Based on hypotheses about the necessary framework for success of job rotation we
then confront these hypotheses with both quantitative and qualitative indicators
in a third step. For example, the legal framework is compared on the basis of
indicators on the existence of a right to further training for the employed and
unemployed, legal obligations or a levy on firms for further training of their
employees, dismissal protection legislation in case an employees takes a longer
leave as well as the potential use of already existing regulation of active
labour market policies for job rotation project. We compare Denmark, Finland,
France, Italy, Austria, Portugal, Sweden, United Kingdom and Germany.The major
results are:
- far-reaching legal or collectively agreed regulations regarding further
training for the employed and practice-oriented training for the unemployed
and for sections of the non-working population are a necessary precondition
for a wider spread of job rotation;
- incentives for the substitution persons should be clearly positive and
through an adequate reimbursement for substitution work, a sufficient increase
in comparison to unemployment benefits needs to be assured;
- costs incurred through job rotation projects should be ‘fairly’

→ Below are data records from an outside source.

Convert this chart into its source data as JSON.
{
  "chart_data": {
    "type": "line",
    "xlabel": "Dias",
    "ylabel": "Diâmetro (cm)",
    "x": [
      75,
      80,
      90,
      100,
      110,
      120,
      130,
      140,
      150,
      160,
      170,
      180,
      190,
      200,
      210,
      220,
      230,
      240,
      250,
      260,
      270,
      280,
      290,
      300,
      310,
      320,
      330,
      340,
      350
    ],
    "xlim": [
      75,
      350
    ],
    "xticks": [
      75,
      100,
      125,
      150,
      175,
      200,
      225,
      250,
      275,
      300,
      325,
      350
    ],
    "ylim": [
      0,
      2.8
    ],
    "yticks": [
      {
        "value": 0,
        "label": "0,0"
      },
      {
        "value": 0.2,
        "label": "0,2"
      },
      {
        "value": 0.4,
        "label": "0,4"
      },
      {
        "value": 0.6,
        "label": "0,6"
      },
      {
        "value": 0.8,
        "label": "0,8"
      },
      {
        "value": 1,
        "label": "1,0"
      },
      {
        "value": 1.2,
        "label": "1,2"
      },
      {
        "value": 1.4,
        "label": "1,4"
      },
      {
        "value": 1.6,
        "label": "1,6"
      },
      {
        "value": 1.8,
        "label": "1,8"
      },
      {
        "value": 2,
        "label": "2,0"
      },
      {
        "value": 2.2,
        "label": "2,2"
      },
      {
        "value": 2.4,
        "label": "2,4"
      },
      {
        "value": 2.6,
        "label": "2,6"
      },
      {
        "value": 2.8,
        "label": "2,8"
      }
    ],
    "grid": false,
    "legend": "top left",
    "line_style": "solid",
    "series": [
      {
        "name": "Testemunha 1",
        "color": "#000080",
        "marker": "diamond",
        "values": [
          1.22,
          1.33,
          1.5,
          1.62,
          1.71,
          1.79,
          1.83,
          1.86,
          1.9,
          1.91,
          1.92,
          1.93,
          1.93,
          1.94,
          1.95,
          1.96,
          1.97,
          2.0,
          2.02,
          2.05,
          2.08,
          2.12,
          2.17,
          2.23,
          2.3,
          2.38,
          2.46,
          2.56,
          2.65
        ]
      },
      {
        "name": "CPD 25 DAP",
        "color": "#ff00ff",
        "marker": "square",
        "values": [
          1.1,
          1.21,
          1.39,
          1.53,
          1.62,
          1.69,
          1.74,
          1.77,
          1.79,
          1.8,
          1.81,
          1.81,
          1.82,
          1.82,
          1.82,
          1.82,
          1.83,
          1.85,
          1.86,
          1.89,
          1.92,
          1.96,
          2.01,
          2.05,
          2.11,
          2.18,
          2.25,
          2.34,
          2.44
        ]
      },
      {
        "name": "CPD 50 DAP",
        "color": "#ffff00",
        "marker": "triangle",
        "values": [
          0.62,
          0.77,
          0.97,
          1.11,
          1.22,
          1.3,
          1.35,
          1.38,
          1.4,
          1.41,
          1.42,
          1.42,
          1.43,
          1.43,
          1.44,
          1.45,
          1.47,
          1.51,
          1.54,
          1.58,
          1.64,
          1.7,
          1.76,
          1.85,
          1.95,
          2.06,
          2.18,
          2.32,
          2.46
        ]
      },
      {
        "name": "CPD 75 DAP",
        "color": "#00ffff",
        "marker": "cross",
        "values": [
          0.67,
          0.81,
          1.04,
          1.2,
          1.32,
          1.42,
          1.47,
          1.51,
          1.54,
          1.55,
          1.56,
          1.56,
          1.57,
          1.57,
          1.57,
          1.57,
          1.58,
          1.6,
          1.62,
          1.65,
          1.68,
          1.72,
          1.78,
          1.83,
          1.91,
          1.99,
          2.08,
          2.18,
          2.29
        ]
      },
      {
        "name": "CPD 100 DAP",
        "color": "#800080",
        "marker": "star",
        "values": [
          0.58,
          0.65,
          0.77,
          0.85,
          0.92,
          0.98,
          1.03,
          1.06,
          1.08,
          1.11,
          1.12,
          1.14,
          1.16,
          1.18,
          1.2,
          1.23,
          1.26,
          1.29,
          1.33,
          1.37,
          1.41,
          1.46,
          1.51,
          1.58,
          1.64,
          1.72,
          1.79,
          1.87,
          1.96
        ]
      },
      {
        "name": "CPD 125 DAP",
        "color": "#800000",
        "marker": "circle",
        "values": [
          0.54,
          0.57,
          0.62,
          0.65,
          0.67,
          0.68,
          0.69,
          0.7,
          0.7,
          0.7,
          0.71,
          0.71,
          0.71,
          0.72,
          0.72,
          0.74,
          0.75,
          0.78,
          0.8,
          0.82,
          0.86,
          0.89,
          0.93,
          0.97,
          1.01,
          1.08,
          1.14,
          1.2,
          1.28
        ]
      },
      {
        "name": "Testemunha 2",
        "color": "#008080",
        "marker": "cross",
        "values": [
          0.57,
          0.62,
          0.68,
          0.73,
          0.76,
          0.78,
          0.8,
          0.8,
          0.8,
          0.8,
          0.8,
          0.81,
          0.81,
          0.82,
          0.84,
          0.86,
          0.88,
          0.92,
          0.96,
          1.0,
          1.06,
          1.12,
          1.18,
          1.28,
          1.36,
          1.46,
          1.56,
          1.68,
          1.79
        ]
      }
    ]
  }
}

distributed through a suitable co-funding structure in order to keep the
so-called ‘deadweight’ effects as low as possible,
- incentives for employees to undergo further training must be guaranteed
through the existence of appropriate regulations and leave of absence for the
purpose of improving one’s skills must be flanked by secure dismissal
protection legislation;
- functional regional policy networks are necessary in order to implement
the projects on the interface between labour market policy and structural
policy;
- job rotation in (not only) Germany could gain a new impetus through the
wider spread of further training funds based on collective agreements
including elements of job rotation and complemented through additional funding
by labour market policy or tax reductions to participating firms. Under such a
framework job rotation could make a stronger contribution to the reduction of
unemployment by at the same time reaching higher productivity.